Discrete Uniform distribution¶

Story¶

A set of discrete outcomes that can be indexed with sequential integers, and each outcome has equal probability, like rolling a fair die.

Example¶

A monkey can choose from any of $$n$$ bananas with equal probability.

Parameters¶

The distribution is parametrized by the high and low allowed values, respectively $$y_\mathrm{high}$$ and $$y_\mathrm{low}$$.

Support¶

The Discrete Uniform distribution is supported on the set of integers ranging from $$y_\mathrm{low}$$ and $$y_\mathrm{high}$$, inclusive.
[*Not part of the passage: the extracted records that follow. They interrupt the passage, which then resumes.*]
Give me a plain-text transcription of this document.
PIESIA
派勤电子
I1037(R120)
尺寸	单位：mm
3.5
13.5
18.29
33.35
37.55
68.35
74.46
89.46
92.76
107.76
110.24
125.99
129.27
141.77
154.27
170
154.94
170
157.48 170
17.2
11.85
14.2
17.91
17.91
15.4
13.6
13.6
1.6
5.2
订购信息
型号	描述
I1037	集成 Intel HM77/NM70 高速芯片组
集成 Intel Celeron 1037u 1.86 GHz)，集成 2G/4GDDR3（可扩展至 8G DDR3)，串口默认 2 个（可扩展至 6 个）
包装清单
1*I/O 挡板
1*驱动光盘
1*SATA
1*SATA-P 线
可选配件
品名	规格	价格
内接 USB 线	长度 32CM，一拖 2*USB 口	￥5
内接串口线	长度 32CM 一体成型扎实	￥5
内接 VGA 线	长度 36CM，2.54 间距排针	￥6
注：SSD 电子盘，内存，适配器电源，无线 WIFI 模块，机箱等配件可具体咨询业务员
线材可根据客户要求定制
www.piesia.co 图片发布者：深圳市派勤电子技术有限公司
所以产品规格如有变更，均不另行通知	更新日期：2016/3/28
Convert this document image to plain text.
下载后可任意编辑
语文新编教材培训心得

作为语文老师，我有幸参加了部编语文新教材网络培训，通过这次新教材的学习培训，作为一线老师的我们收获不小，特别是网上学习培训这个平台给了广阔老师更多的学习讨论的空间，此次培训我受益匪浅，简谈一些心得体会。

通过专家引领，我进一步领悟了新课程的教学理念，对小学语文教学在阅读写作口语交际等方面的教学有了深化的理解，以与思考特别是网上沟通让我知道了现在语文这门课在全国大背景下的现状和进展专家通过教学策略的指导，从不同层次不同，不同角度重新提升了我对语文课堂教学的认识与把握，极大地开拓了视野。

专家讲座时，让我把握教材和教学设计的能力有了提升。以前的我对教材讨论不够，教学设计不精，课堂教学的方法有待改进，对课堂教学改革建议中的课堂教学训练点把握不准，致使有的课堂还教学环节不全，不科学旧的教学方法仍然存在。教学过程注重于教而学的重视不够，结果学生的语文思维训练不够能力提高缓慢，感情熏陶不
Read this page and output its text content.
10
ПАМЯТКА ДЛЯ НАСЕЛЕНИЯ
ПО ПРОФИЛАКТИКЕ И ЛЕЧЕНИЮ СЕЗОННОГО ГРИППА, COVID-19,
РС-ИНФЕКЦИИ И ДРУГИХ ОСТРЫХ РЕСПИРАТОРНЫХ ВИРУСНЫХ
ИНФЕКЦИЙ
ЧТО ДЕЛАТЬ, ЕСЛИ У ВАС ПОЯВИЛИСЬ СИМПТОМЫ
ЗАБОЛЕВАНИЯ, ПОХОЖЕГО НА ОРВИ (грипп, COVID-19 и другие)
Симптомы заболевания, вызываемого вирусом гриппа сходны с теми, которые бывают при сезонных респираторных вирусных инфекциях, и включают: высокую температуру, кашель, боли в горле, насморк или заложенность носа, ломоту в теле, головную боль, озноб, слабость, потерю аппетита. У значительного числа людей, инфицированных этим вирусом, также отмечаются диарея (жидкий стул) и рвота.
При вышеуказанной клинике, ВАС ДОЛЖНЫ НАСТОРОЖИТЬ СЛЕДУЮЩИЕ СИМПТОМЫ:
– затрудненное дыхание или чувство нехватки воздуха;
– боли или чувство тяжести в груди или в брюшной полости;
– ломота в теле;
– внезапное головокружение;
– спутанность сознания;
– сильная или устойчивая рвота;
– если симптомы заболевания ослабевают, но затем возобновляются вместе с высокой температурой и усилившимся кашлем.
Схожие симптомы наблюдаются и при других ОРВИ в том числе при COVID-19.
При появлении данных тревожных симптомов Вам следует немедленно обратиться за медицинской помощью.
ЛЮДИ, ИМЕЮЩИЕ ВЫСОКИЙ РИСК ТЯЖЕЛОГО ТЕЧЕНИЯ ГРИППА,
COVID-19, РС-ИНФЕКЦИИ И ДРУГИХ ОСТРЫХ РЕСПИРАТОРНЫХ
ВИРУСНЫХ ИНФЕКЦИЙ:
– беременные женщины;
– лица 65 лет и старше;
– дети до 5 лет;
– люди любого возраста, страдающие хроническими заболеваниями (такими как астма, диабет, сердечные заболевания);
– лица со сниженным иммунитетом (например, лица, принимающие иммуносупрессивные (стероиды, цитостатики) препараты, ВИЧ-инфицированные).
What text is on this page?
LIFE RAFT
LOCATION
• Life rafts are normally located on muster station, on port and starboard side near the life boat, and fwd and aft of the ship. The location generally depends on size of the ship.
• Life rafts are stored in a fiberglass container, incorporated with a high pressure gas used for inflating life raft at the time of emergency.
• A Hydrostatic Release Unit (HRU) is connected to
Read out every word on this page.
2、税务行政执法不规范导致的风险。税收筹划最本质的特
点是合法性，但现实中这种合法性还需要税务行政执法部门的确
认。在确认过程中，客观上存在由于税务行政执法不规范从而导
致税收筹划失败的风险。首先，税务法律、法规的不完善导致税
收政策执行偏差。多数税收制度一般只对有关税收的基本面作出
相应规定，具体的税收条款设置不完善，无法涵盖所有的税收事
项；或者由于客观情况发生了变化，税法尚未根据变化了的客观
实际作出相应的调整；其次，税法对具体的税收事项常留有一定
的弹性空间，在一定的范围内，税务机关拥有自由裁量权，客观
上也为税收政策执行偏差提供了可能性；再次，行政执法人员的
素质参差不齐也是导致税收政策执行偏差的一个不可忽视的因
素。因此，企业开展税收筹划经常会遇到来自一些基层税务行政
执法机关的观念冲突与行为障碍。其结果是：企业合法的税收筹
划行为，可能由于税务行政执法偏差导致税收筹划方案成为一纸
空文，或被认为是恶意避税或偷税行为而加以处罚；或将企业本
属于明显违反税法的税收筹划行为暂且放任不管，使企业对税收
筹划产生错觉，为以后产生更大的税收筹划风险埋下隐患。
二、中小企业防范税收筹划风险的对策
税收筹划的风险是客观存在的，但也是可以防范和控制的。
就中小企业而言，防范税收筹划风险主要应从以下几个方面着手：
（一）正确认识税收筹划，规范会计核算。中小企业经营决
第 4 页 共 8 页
Probability mass function¶

\begin{align} f(y ; y_\mathrm{low}, y_\mathrm{high}) = \frac{1}{y_\mathrm{high} - y_\mathrm{low} + 1} \end{align}

Moments¶

Mean: $$\displaystyle{\frac{y_\mathrm{low} + y_\mathrm{high}}{2}}$$

Variance: $$\displaystyle{\frac{(y_\mathrm{high} - y_\mathrm{low} + 1)^2 - 1}{12}}$$

Usage¶

Package

Syntax

NumPy

rg.integers(low, high+1)

SciPy

scipy.stats.randint(low, high+1)

Stan

categorical(theta), theta array with all equal values

Notes¶

• This distribution is not included in Stan. Instead, use a Categorical distribution with equal probailities.

• In SciPy, this distribution is known as scipy.stats.randint. The high parameter is not inclusive; i.e., the set of allowed values includes the low parameter, but not the high. The same is true for rg.integers(), unless you use the endpoint=True keyword argument, in which case the high parameter is inclusive.